Il est donc important pour un enfant de Dieu d’apprendre à reconnaître la voix de l’Éternel dans sa journée. La seule vraie « arme » que le Diable possède contre les enfants de Dieu est le mensonge. Il est le père du mensonge (voir Jean 8.44) et il semble prendre plaisir à décevoir et distraire les enfants de Dieu d’une communion étroite avec leur Papa céleste. Et le moyen par excellence pour apprendre à reconnaître la voix de Dieu est de devenir familier avec sa Parole — la Bible. Comme une brebis rumine l’herbe qu’elle mange, nous aussi devons prendre le temps de « repasser » (méditer) la Parole de Dieu dans notre pensée. Le plus que nous faisons cela, le plus que nous parlons les paroles de Dieu après Dieu dans nos prières, le plus que nous apprenons à prier selon sa volonté. (voir 1 Jean 5.14-15)

« R » pour Restauration

Tout comme une brebis n’écoute pas toujours son berger, nous n’écoutons pas toujours la voix de Dieu, même si nous l’avons entendu. Parfois nous savons bien ce que Dieu nous demande de faire, mais notre coeur est endurci par la présence du péché. C’est ici que le message de l’Évangile nous est d’un grand secours. L’Évangile nous rappelle qu’en dépit de nos meilleurs efforts, nous ne pouvons pas rechercher Dieu et reconnaître la voix de Dieu. Nous sommes pris avec cette maladie terminale que la Bible appelle le péché. Nous ne voulons pas rechercher et reconnaître Dieu. Nous avons donc besoin de la grâce de Dieu, de la miséricorde et de la patience de Dieu envers nous.
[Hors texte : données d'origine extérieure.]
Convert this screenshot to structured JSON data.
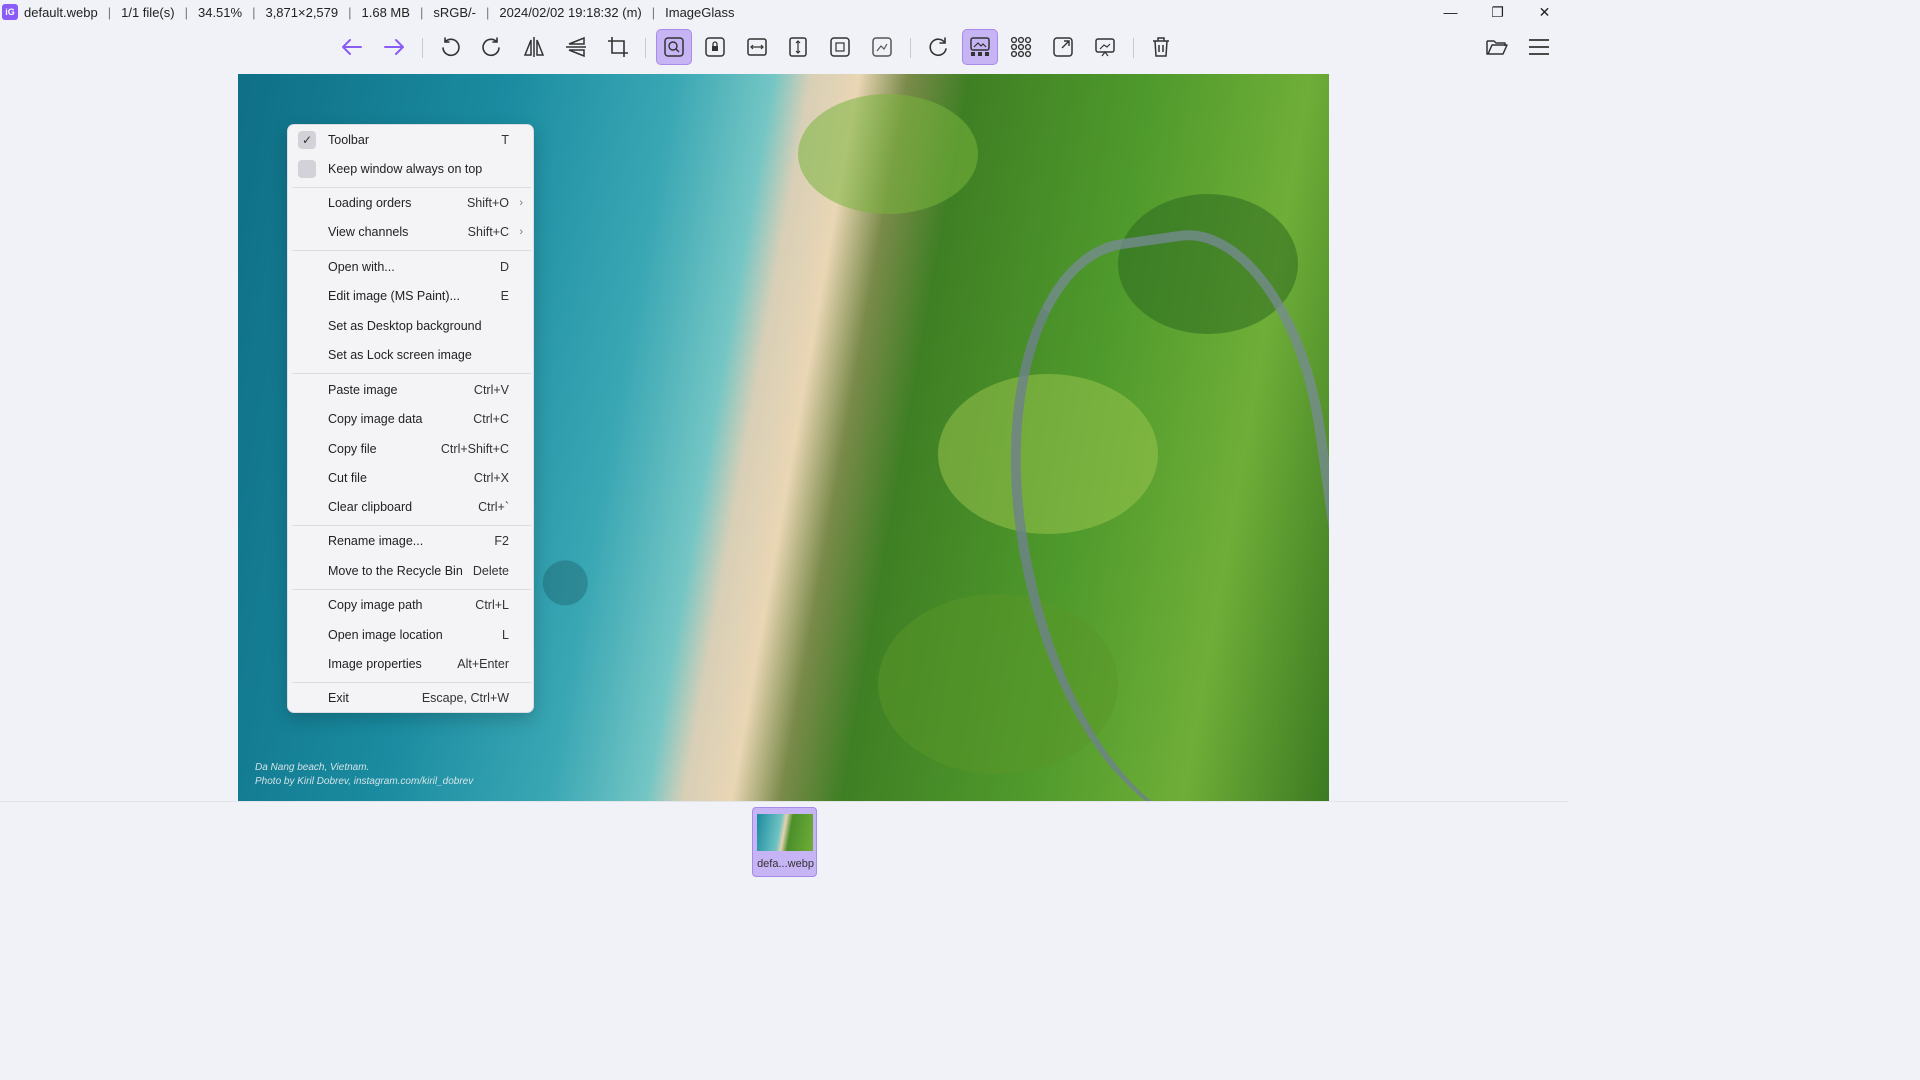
{
  "titlebar": {
    "app_icon_text": "iG",
    "filename": "default.webp",
    "file_count": "1/1 file(s)",
    "zoom": "34.51%",
    "dimensions": "3,871×2,579",
    "file_size": "1.68 MB",
    "color_profile": "sRGB/-",
    "date": "2024/02/02 19:18:32 (m)",
    "app_name": "ImageGlass",
    "separator": "|"
  },
  "window_controls": {
    "minimize": "—",
    "restore": "❐",
    "close": "✕"
  },
  "toolbar": {
    "accent_color": "#8a5cf6",
    "active_bg": "#c6b4f4",
    "buttons": [
      {
        "name": "previous-image-button",
        "icon": "arrow-left-icon",
        "active": false
      },
      {
        "name": "next-image-button",
        "icon": "arrow-right-icon",
        "active": false
      },
      {
        "name": "rotate-left-button",
        "icon": "rotate-left-icon",
        "active": false
      },
      {
        "name": "rotate-right-button",
        "icon": "rotate-right-icon",
        "active": false
      },
      {
        "name": "flip-horizontal-button",
        "icon": "flip-horizontal-icon",
        "active": false
      },
      {
        "name": "flip-vertical-button",
        "icon": "flip-vertical-icon",
        "active": false
      },
      {
        "name": "crop-button",
        "icon": "crop-icon",
        "active": false
      },
      {
        "name": "auto-zoom-button",
        "icon": "auto-zoom-icon",
        "active": true
      },
      {
        "name": "lock-zoom-button",
        "icon": "lock-zoom-icon",
        "active": false
      },
      {
        "name": "scale-to-width-button",
        "icon": "scale-to-width-icon",
        "active": false
      },
      {
        "name": "scale-to-height-button",
        "icon": "scale-to-height-icon",
        "active": false
      },
      {
        "name": "scale-to-fit-button",
        "icon": "scale-to-fit-icon",
        "active": false
      },
      {
        "name": "scale-to-fill-button",
        "icon": "scale-to-fill-icon",
        "active": false
      },
      {
        "name": "refresh-button",
        "icon": "refresh-icon",
        "active": false
      },
      {
        "name": "gallery-button",
        "icon": "gallery-icon",
        "active": true
      },
      {
        "name": "thumbnail-grid-button",
        "icon": "grid-icon",
        "active": false
      },
      {
        "name": "fullscreen-button",
        "icon": "fullscreen-icon",
        "active": false
      },
      {
        "name": "slideshow-button",
        "icon": "slideshow-icon",
        "active": false
      },
      {
        "name": "delete-button",
        "icon": "trash-icon",
        "active": false
      },
      {
        "name": "open-file-button",
        "icon": "folder-open-icon",
        "active": false
      },
      {
        "name": "main-menu-button",
        "icon": "hamburger-menu-icon",
        "active": false
      }
    ]
  },
  "image": {
    "caption_line1": "Da Nang beach, Vietnam.",
    "caption_line2": "Photo by Kiril Dobrev, instagram.com/kiril_dobrev"
  },
  "context_menu": {
    "items": [
      {
        "label": "Toolbar",
        "shortcut": "T",
        "checkbox": true,
        "checked": true
      },
      {
        "label": "Keep window always on top",
        "shortcut": "",
        "checkbox": true,
        "checked": false
      },
      {
        "label": "Loading orders",
        "shortcut": "Shift+O",
        "submenu": true
      },
      {
        "label": "View channels",
        "shortcut": "Shift+C",
        "submenu": true
      },
      {
        "label": "Open with...",
        "shortcut": "D"
      },
      {
        "label": "Edit image (MS Paint)...",
        "shortcut": "E"
      },
      {
        "label": "Set as Desktop background",
        "shortcut": ""
      },
      {
        "label": "Set as Lock screen image",
        "shortcut": ""
      },
      {
        "label": "Paste image",
        "shortcut": "Ctrl+V"
      },
      {
        "label": "Copy image data",
        "shortcut": "Ctrl+C"
      },
      {
        "label": "Copy file",
        "shortcut": "Ctrl+Shift+C"
      },
      {
        "label": "Cut file",
        "shortcut": "Ctrl+X"
      },
      {
        "label": "Clear clipboard",
        "shortcut": "Ctrl+`"
      },
      {
        "label": "Rename image...",
        "shortcut": "F2"
      },
      {
        "label": "Move to the Recycle Bin",
        "shortcut": "Delete"
      },
      {
        "label": "Copy image path",
        "shortcut": "Ctrl+L"
      },
      {
        "label": "Open image location",
        "shortcut": "L"
      },
      {
        "label": "Image properties",
        "shortcut": "Alt+Enter"
      },
      {
        "label": "Exit",
        "shortcut": "Escape, Ctrl+W"
      }
    ],
    "submenu_arrow": "›",
    "check_mark": "✓"
  },
  "thumbnail_bar": {
    "items": [
      {
        "label": "defa...webp",
        "selected": true
      }
    ]
  }
}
Ceci, il nous l’a révélé au travers de son Fils Jésus Christ qui est mort à la croix pour nous. Il a payé le prix de notre rébellion contre Dieu en mourant à la croix pour nous rendre juste devant Dieu, et d’une façon très pertinente à la prière, pour restaurer des coeurs en nous qui cherchent réellement Dieu.
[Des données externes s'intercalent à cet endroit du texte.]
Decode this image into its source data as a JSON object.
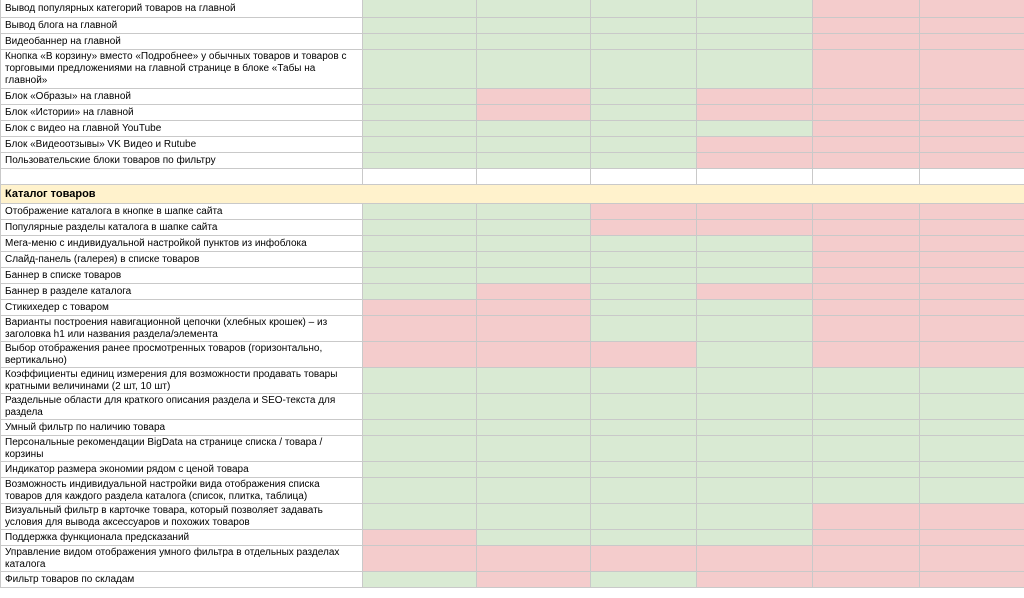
{
  "colors": {
    "green": "#d9ead3",
    "red": "#f4cccc",
    "section": "#fff2cc",
    "grid": "#c9c9c9"
  },
  "rows": [
    {
      "type": "item",
      "label": "Вывод популярных категорий товаров на главной",
      "h": 18,
      "cells": [
        "g",
        "g",
        "g",
        "g",
        "r",
        "r"
      ]
    },
    {
      "type": "item",
      "label": "Вывод блога на главной",
      "h": 16,
      "cells": [
        "g",
        "g",
        "g",
        "g",
        "r",
        "r"
      ]
    },
    {
      "type": "item",
      "label": "Видеобаннер на главной",
      "h": 16,
      "cells": [
        "g",
        "g",
        "g",
        "g",
        "r",
        "r"
      ]
    },
    {
      "type": "item",
      "label": "Кнопка «В корзину» вместо «Подробнее» у обычных товаров и товаров с торговыми предложениями на главной странице в блоке «Табы на главной»",
      "h": 39,
      "cells": [
        "g",
        "g",
        "g",
        "g",
        "r",
        "r"
      ]
    },
    {
      "type": "item",
      "label": "Блок «Образы» на главной",
      "h": 16,
      "cells": [
        "g",
        "r",
        "g",
        "r",
        "r",
        "r"
      ]
    },
    {
      "type": "item",
      "label": "Блок «Истории» на главной",
      "h": 16,
      "cells": [
        "g",
        "r",
        "g",
        "r",
        "r",
        "r"
      ]
    },
    {
      "type": "item",
      "label": "Блок с видео на главной YouTube",
      "h": 16,
      "cells": [
        "g",
        "g",
        "g",
        "g",
        "r",
        "r"
      ]
    },
    {
      "type": "item",
      "label": "Блок «Видеоотзывы» VK Видео и Rutube",
      "h": 16,
      "cells": [
        "g",
        "g",
        "g",
        "r",
        "r",
        "r"
      ]
    },
    {
      "type": "item",
      "label": "Пользовательские блоки товаров по фильтру",
      "h": 16,
      "cells": [
        "g",
        "g",
        "g",
        "r",
        "r",
        "r"
      ]
    },
    {
      "type": "blank",
      "h": 16,
      "cells": [
        "w",
        "w",
        "w",
        "w",
        "w",
        "w"
      ]
    },
    {
      "type": "section",
      "label": "Каталог товаров",
      "h": 19
    },
    {
      "type": "item",
      "label": "Отображение каталога в кнопке в шапке сайта",
      "h": 16,
      "cells": [
        "g",
        "g",
        "r",
        "r",
        "r",
        "r"
      ]
    },
    {
      "type": "item",
      "label": "Популярные разделы каталога в шапке сайта",
      "h": 16,
      "cells": [
        "g",
        "g",
        "r",
        "r",
        "r",
        "r"
      ]
    },
    {
      "type": "item",
      "label": "Мега-меню с индивидуальной настройкой пунктов из инфоблока",
      "h": 16,
      "cells": [
        "g",
        "g",
        "g",
        "g",
        "r",
        "r"
      ]
    },
    {
      "type": "item",
      "label": "Слайд-панель (галерея) в списке товаров",
      "h": 16,
      "cells": [
        "g",
        "g",
        "g",
        "g",
        "r",
        "r"
      ]
    },
    {
      "type": "item",
      "label": "Баннер в списке товаров",
      "h": 16,
      "cells": [
        "g",
        "g",
        "g",
        "g",
        "r",
        "r"
      ]
    },
    {
      "type": "item",
      "label": "Баннер в разделе каталога",
      "h": 16,
      "cells": [
        "g",
        "r",
        "g",
        "r",
        "r",
        "r"
      ]
    },
    {
      "type": "item",
      "label": "Стикихедер с товаром",
      "h": 16,
      "cells": [
        "r",
        "r",
        "g",
        "g",
        "r",
        "r"
      ]
    },
    {
      "type": "item",
      "label": "Варианты построения навигационной цепочки (хлебных крошек) – из заголовка h1 или названия раздела/элемента",
      "h": 26,
      "cells": [
        "r",
        "r",
        "g",
        "g",
        "r",
        "r"
      ]
    },
    {
      "type": "item",
      "label": "Выбор отображения ранее просмотренных товаров (горизонтально, вертикально)",
      "h": 26,
      "cells": [
        "r",
        "r",
        "r",
        "g",
        "r",
        "r"
      ]
    },
    {
      "type": "item",
      "label": "Коэффициенты единиц измерения для возможности продавать товары кратными величинами (2 шт, 10 шт)",
      "h": 26,
      "cells": [
        "g",
        "g",
        "g",
        "g",
        "g",
        "g"
      ]
    },
    {
      "type": "item",
      "label": "Раздельные области для краткого описания раздела и SEO-текста для раздела",
      "h": 26,
      "cells": [
        "g",
        "g",
        "g",
        "g",
        "g",
        "g"
      ]
    },
    {
      "type": "item",
      "label": "Умный фильтр по наличию товара",
      "h": 16,
      "cells": [
        "g",
        "g",
        "g",
        "g",
        "g",
        "g"
      ]
    },
    {
      "type": "item",
      "label": "Персональные рекомендации BigData на странице списка / товара / корзины",
      "h": 26,
      "cells": [
        "g",
        "g",
        "g",
        "g",
        "g",
        "g"
      ]
    },
    {
      "type": "item",
      "label": "Индикатор размера экономии рядом с ценой товара",
      "h": 16,
      "cells": [
        "g",
        "g",
        "g",
        "g",
        "g",
        "g"
      ]
    },
    {
      "type": "item",
      "label": "Возможность индивидуальной настройки вида отображения списка товаров для каждого раздела каталога (список, плитка, таблица)",
      "h": 26,
      "cells": [
        "g",
        "g",
        "g",
        "g",
        "g",
        "g"
      ]
    },
    {
      "type": "item",
      "label": "Визуальный фильтр в карточке товара, который позволяет задавать условия для вывода аксессуаров и похожих товаров",
      "h": 26,
      "cells": [
        "g",
        "g",
        "g",
        "g",
        "r",
        "r"
      ]
    },
    {
      "type": "item",
      "label": "Поддержка функционала предсказаний",
      "h": 16,
      "cells": [
        "r",
        "g",
        "g",
        "g",
        "r",
        "r"
      ]
    },
    {
      "type": "item",
      "label": "Управление видом отображения умного фильтра в отдельных разделах каталога",
      "h": 26,
      "cells": [
        "r",
        "r",
        "r",
        "r",
        "r",
        "r"
      ]
    },
    {
      "type": "item",
      "label": "Фильтр товаров по складам",
      "h": 16,
      "cells": [
        "g",
        "r",
        "g",
        "r",
        "r",
        "r"
      ]
    }
  ]
}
Si tu pries pas simple habitude et que tu te rends compte que tu ne cherches pas réellement Dieu dans ta prière, tu as besoin en tout premier lieu de demander que Dieu restaure ton âme. À quoi cela sert-il de prier Dieu si déjà en partant mon coeur n’est pas disposé à l’écouter? La vérité est que nos âmes ont besoin d’être restaurées. À cause de la réalité du péché, je dois revenir au pied de la croix et simplement reconnaître que j’ai cette tendance à m’éloigner de Dieu et qu’en Jésus Christ seul se trouve mon espoir. Il est celui qui change les coeurs de pierre en coeur de chaire. Comme le dit si bien David dans le Ps 23, « il restaure mon âme. »
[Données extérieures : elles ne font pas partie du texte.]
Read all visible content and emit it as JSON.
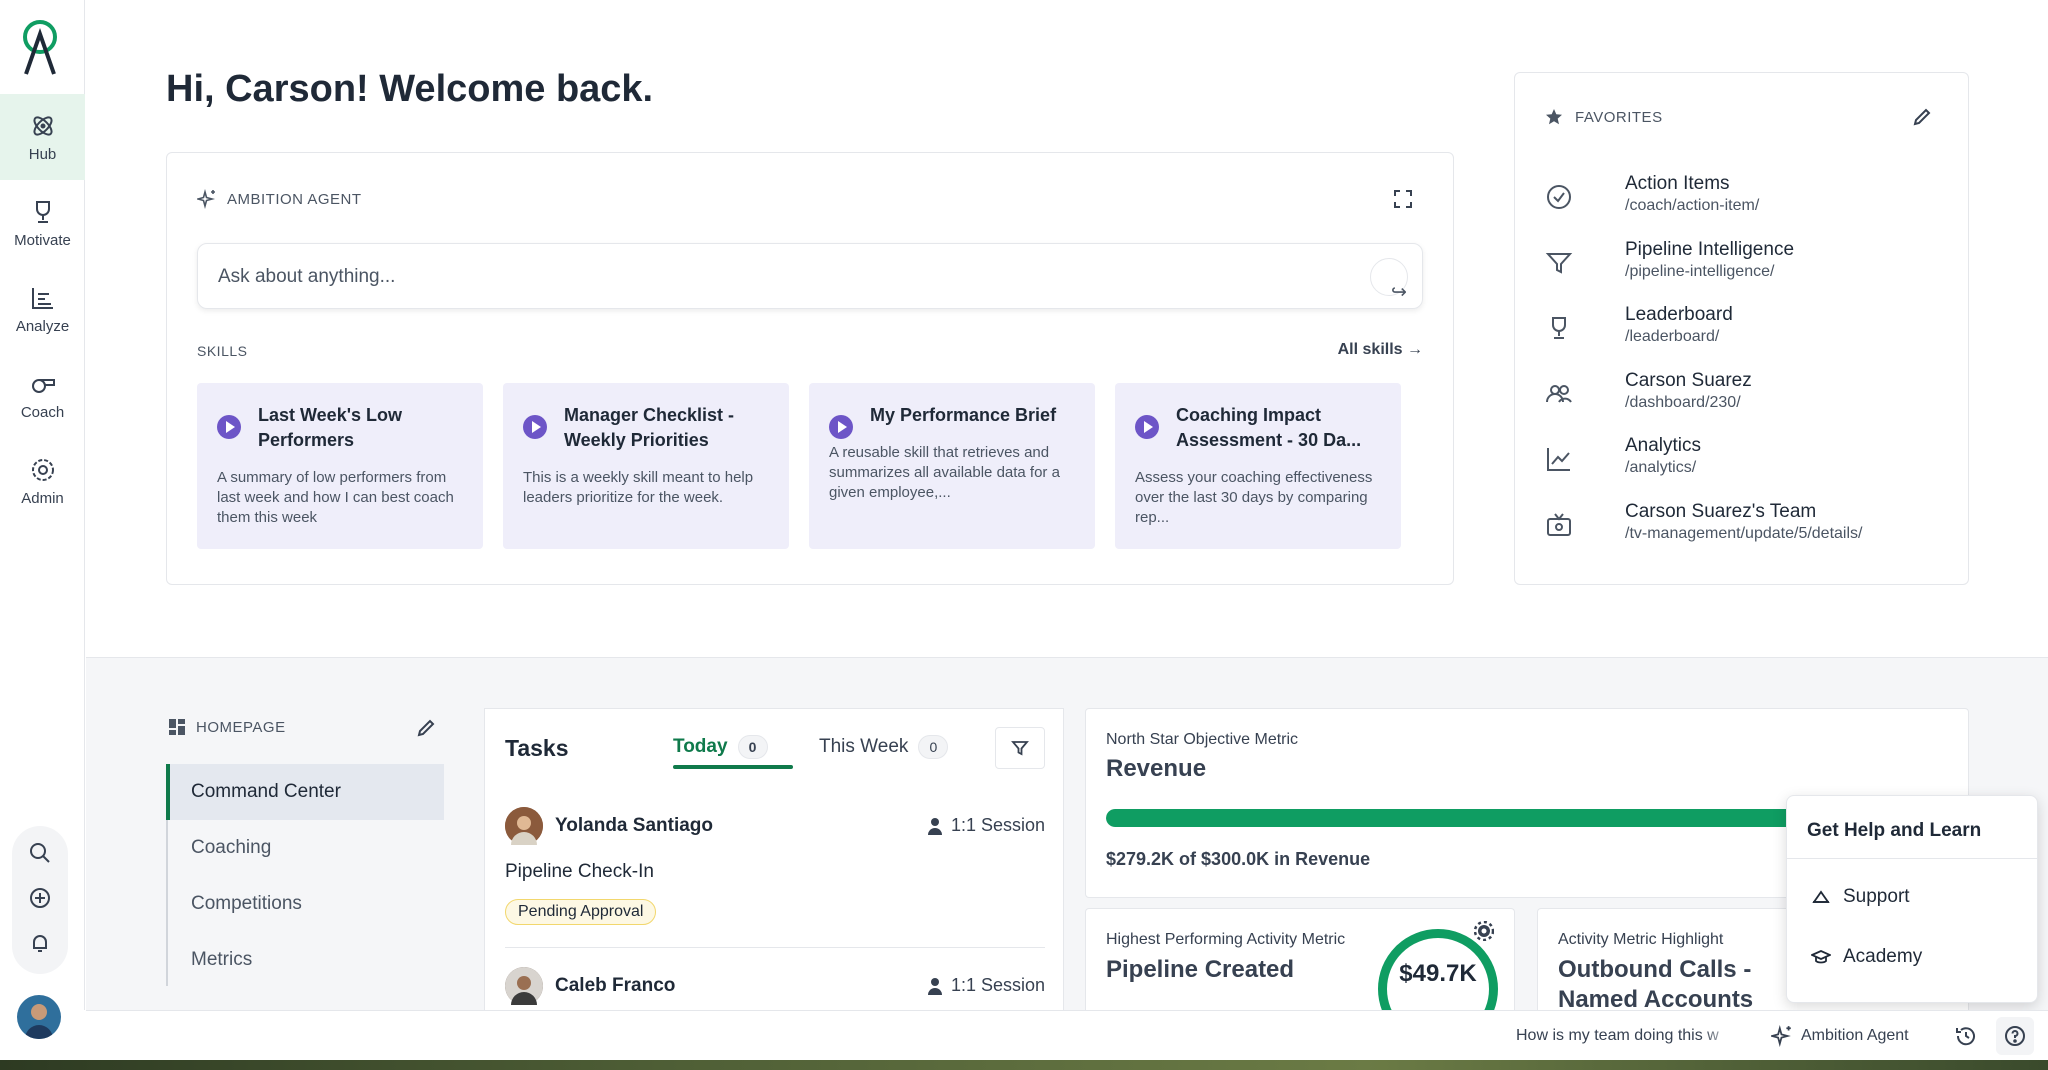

Qu’elle est la dernière fois que j’ai eu une telle conversation avec mon âme? Est-ce que je reconnais la réalité que mon coeur a tendance à s’endurcir? Le simple fait de reconnaître cette réalité dans nos vies est une évidence de la grâce de Dieu à l’oeuvre dans nos vies. C’est vrai que ça me rend humble, mais n’est-ce pas là une condition majeure pour écouter la voix de Dieu dans ma vie?

« R » pour Restauration

Et si la prochaine fois que je priais, Dieu me répondait, « oui, tu m’as appelé »? Et si je prenais le temps de réellement écouter ce que Dieu avait à me dire au travers de la prière au lieu de tout simplement lui adresser ma liste de requêtes? Et si en priant, mon coeur était changé par sa grâce pour réellement partir à la recherche de Dieu dans ma journée? Une telle approche à la prière est rarement « platte » et encore moins un rituel. Le Dieu de la Bible est un Dieu vivant qui est passionné de poursuivre une relation avec ses brebis. Il est le bon berger pas excellence. Il a donné sa vie pour ses enfants, afin que ceux-ci l’aient en abondance. Si je recherche une vie abondante dans le Seigneur, une vie remplie de bénédictions de toute la richesse qui nous est accordée au travers de notre Seigneur Jésus Christ, je dois prendre au moins trois habitudes dans la prière : rechercher et reconnaître sa voix, et m’assurer que je suis restauré à Lui par la grâce de Jésus-Christ mort à la croix pour moi.